O síndrome de Imelda Marcos
T2 Outubro 2015

António de Souza Cardoso

Consultor HOP
T

odos nos recordamos de Imelda Marcos, essa incrível personagem da política filipina, conhecida por mandar no marido, como efectivamente fazem boa parte das nossas mulheres, e por deter um número insignificante de pares de sapatos – 3000, como gostariam de ter boa parte das nossas mulheres.

Eu, que tento fugir à categoria de “pau mandado”, já não tenho tanto sucesso em controlar o ímpeto monstruoso de Imelda Marcos que se instalou no cérebro da minha mulher. Fico mais convencido disso quando em casa procuro alguma coisa e pondo-me no heróico exercício de abrir armários me caiem dezenas de sapatos em cima da cabeça.

Tudo isto para conferir que o sapato é, pelo menos no imaginário de muitas mulheres (o metrosexualismo pode ter alargado o problema), uma peça de moda incontornável.

Mas nem que a maioria das mulheres portuguesas fosse violentamente atacada por este síndrome, continuo a não ver razões para a “deusificação” que se fez do sector quando se fala de crescimento, inovação e exportação. Nem muito menos que o calçado, como se nos subisse pelo corpo acima, vá tomando conta e presença nas atenções dadas à moda portuguesa.

A verdade é que se apanharmos um incauto deputado, vereador de câmara ou mesmo secretário de Estado ou Ministro e o interrogarmos sobre um sector em amplo desenvolvimento a palavra mágica que dormia com Imelda Marcos aparece num ápice – “calçado”.

E isto tem mérito indiscutível, feito das empresas portuguesas de calçado e, em especial, da única associação que as represente.  Mas também resulta do facto de o sector ter sabido criar o seu ego, afagá-lo diariamente, em campanhas de imagens nacionais e internacionais bem-feitas e muito bem sucedidas, numa relação benigna e atenta com a imprensa e, claro na promoção de novos designers e na aposta segura pela inovação e pela qualidade.

Mas este mérito não chega para confundir a árvore e a floresta. Quero dizer, apesar de muito mais concentrado na incorporação de valor dos seus produtos, na tecnologia e investigação, na sofisticação das matérias-primas, na refinação do design, no estudo do ponto de venda e dos mercados do futuro o sector têxtil, se calhar por não ter as “biqueiras” dos sapatos, não se soube ainda pôr em “bicos de pés”.

Reclamando para si a posição de domínio que detêm no universo da moda.

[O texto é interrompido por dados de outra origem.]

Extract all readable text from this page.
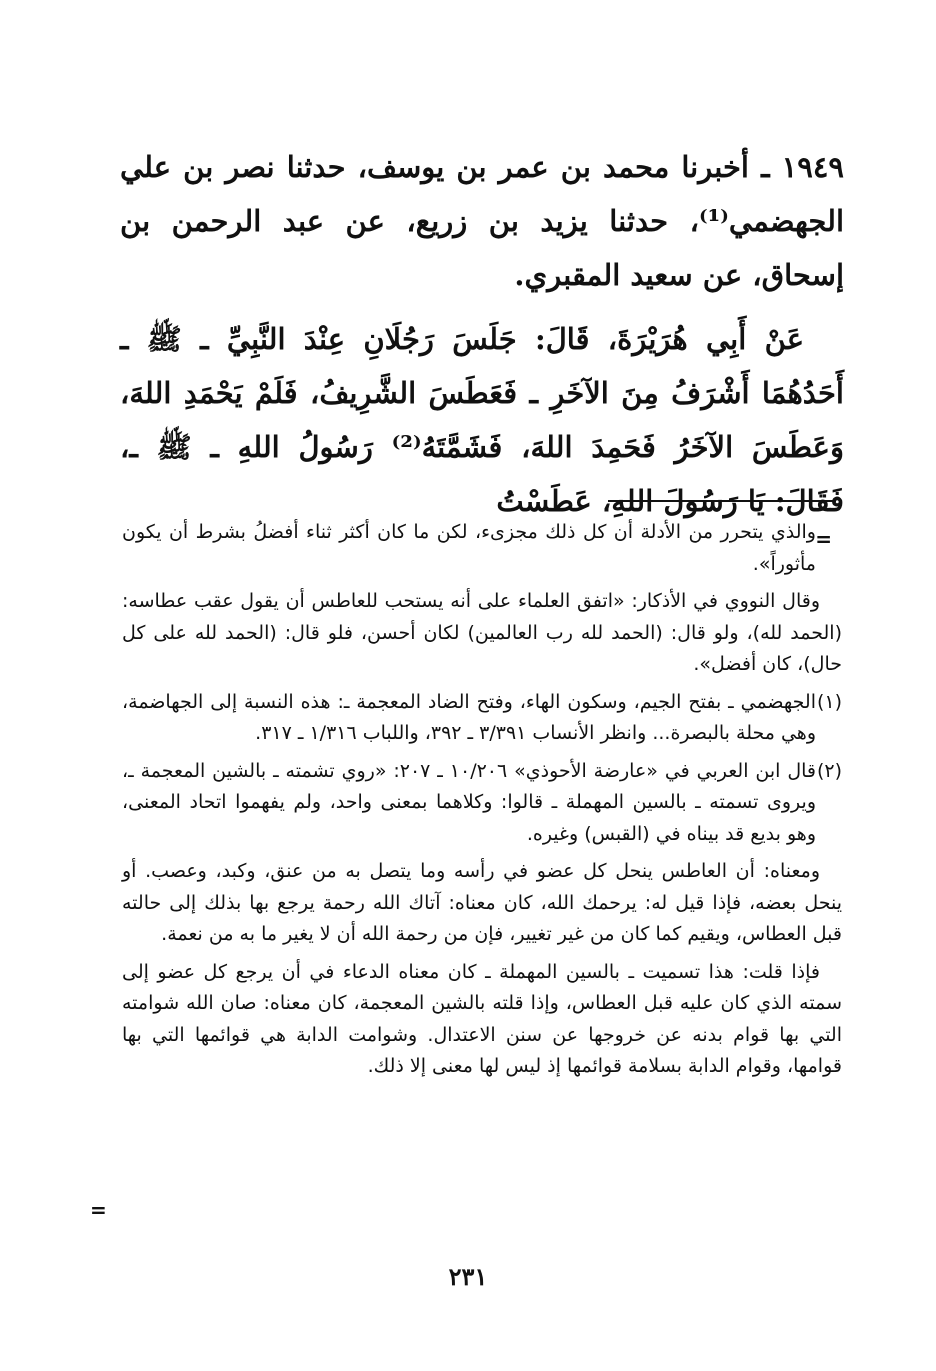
١٩٤٩ ـ أخبرنا محمد بن عمر بن يوسف، حدثنا نصر بن علي الجهضمي⁽¹⁾، حدثنا يزيد بن زريع، عن عبد الرحمن بن إسحاق، عن سعيد المقبري.

عَنْ أَبِي هُرَيْرَةَ، قَالَ: جَلَسَ رَجُلَانِ عِنْدَ النَّبِيِّ ـ ﷺ ـ أَحَدُهُمَا أَشْرَفُ مِنَ الآخَرِ ـ فَعَطَسَ الشَّرِيفُ، فَلَمْ يَحْمَدِ اللهَ، وَعَطَسَ الآخَرُ فَحَمِدَ اللهَ، فَشَمَّتَهُ⁽²⁾ رَسُولُ اللهِ ـ ﷺ ـ، فَقَالَ: يَا رَسُولَ اللهِ، عَطَسْتُ

=

والذي يتحرر من الأدلة أن كل ذلك مجزىء، لكن ما كان أكثر ثناء أفضلُ بشرط أن يكون مأثوراً».

وقال النووي في الأذكار: «اتفق العلماء على أنه يستحب للعاطس أن يقول عقب عطاسه: (الحمد لله)، ولو قال: (الحمد لله رب العالمين) لكان أحسن، فلو قال: (الحمد لله على كل حال)، كان أفضل».

(١)
الجهضمي ـ بفتح الجيم، وسكون الهاء، وفتح الضاد المعجمة ـ: هذه النسبة إلى الجهاضمة، وهي محلة بالبصرة... وانظر الأنساب ٣/٣٩١ ـ ٣٩٢، واللباب ١/٣١٦ ـ ٣١٧.

(٢)
قال ابن العربي في «عارضة الأحوذي» ١٠/٢٠٦ ـ ٢٠٧: «روي تشمته ـ بالشين المعجمة ـ، ويروى تسمته ـ بالسين المهملة ـ قالوا: وكلاهما بمعنى واحد، ولم يفهموا اتحاد المعنى، وهو بديع قد بيناه في (القبس) وغيره.

ومعناه: أن العاطس ينحل كل عضو في رأسه وما يتصل به من عنق، وكبد، وعصب. أو ينحل بعضه، فإذا قيل له: يرحمك الله، كان معناه: آتاك الله رحمة يرجع بها بذلك إلى حالته قبل العطاس، ويقيم كما كان من غير تغيير، فإن من رحمة الله أن لا يغير ما به من نعمة.

فإذا قلت: هذا تسميت ـ بالسين المهملة ـ كان معناه الدعاء في أن يرجع كل عضو إلى سمته الذي كان عليه قبل العطاس، وإذا قلته بالشين المعجمة، كان معناه: صان الله شوامته التي بها قوام بدنه عن خروجها عن سنن الاعتدال. وشوامت الدابة هي قوائمها التي بها قوامها، وقوام الدابة بسلامة قوائمها إذ ليس لها معنى إلا ذلك.

=
٢٣١
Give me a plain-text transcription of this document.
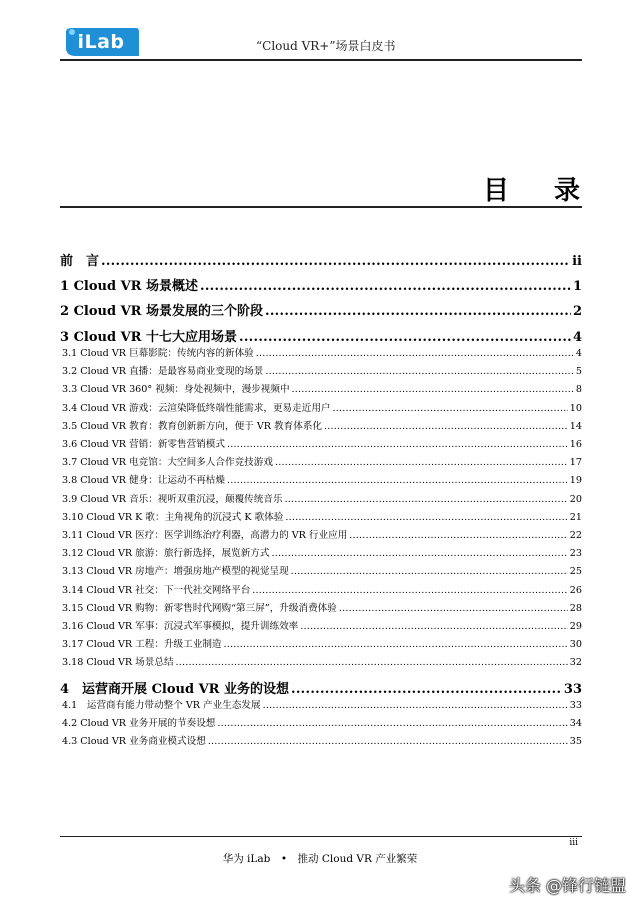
iLab	“Cloud VR+”场景白皮书
目 录
前　言 .....	ii
1 Cloud VR 场景概述 .....	1
2 Cloud VR 场景发展的三个阶段 .....	2
3 Cloud VR 十七大应用场景 .....	4
3.1 Cloud VR 巨幕影院：传统内容的新体验 .....	4
3.2 Cloud VR 直播：是最容易商业变现的场景 .....	5
3.3 Cloud VR 360° 视频：身处视频中，漫步视频中 .....	8
3.4 Cloud VR 游戏：云渲染降低终端性能需求，更易走近用户 .....	10
3.5 Cloud VR 教育：教育创新新方向，便于 VR 教育体系化 .....	14
3.6 Cloud VR 营销：新零售营销模式 .....	16
3.7 Cloud VR 电竞馆：大空间多人合作竞技游戏 .....	17
3.8 Cloud VR 健身：让运动不再枯燥 .....	19
3.9 Cloud VR 音乐：视听双重沉浸，颠覆传统音乐 .....	20
3.10 Cloud VR K 歌：主角视角的沉浸式 K 歌体验 .....	21
3.11 Cloud VR 医疗：医学训练治疗利器，高潜力的 VR 行业应用 .....	22
3.12 Cloud VR 旅游：旅行新选择，展览新方式 .....	23
3.13 Cloud VR 房地产：增强房地产模型的视觉呈现 .....	25
3.14 Cloud VR 社交：下一代社交网络平台 .....	26
3.15 Cloud VR 购物：新零售时代网购“第三屏”，升级消费体验 .....	28
3.16 Cloud VR 军事：沉浸式军事模拟，提升训练效率 .....	29
3.17 Cloud VR 工程：升级工业制造 .....	30
3.18 Cloud VR 场景总结 .....	32
4　运营商开展 Cloud VR 业务的设想 .....	33
4.1　运营商有能力带动整个 VR 产业生态发展 .....	33
4.2 Cloud VR 业务开展的节奏设想 .....	34
4.3 Cloud VR 业务商业模式设想 .....	35
iii
华为 iLab　•　推动 Cloud VR 产业繁荣
头条 @锋行链盟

Mesmo as nossas mulheres não dizem de ninguém depois de um encontro social qualquer que esta ou aquela “estava bem calçada” dizem que estava (ou mais provavelmente que não estava) bem vestida.

E isto que é pueril tem, claro, uma representação grande quer no número de subsectores e empresas que constituem a fileira têxtil, quer na expressão das suas exportações.

Nada disto tira os méritos referidos do sector do calçado, antes sugere que as mesmas políticas públicas de promoção internacional sejam feitas pelo sector têxtil e que o seu associativismo retome o processo de fusão que iniciou há alguns anos, com tanto sucesso.

Numa palavra. Não se podendo pôr em bicos de pés, sem que as unhas se magoem, vamos pôr um chapéu alto de gala no nosso sector têxtil para que todos, com justiça lhe possamos, justamente “tirar o chapéu”!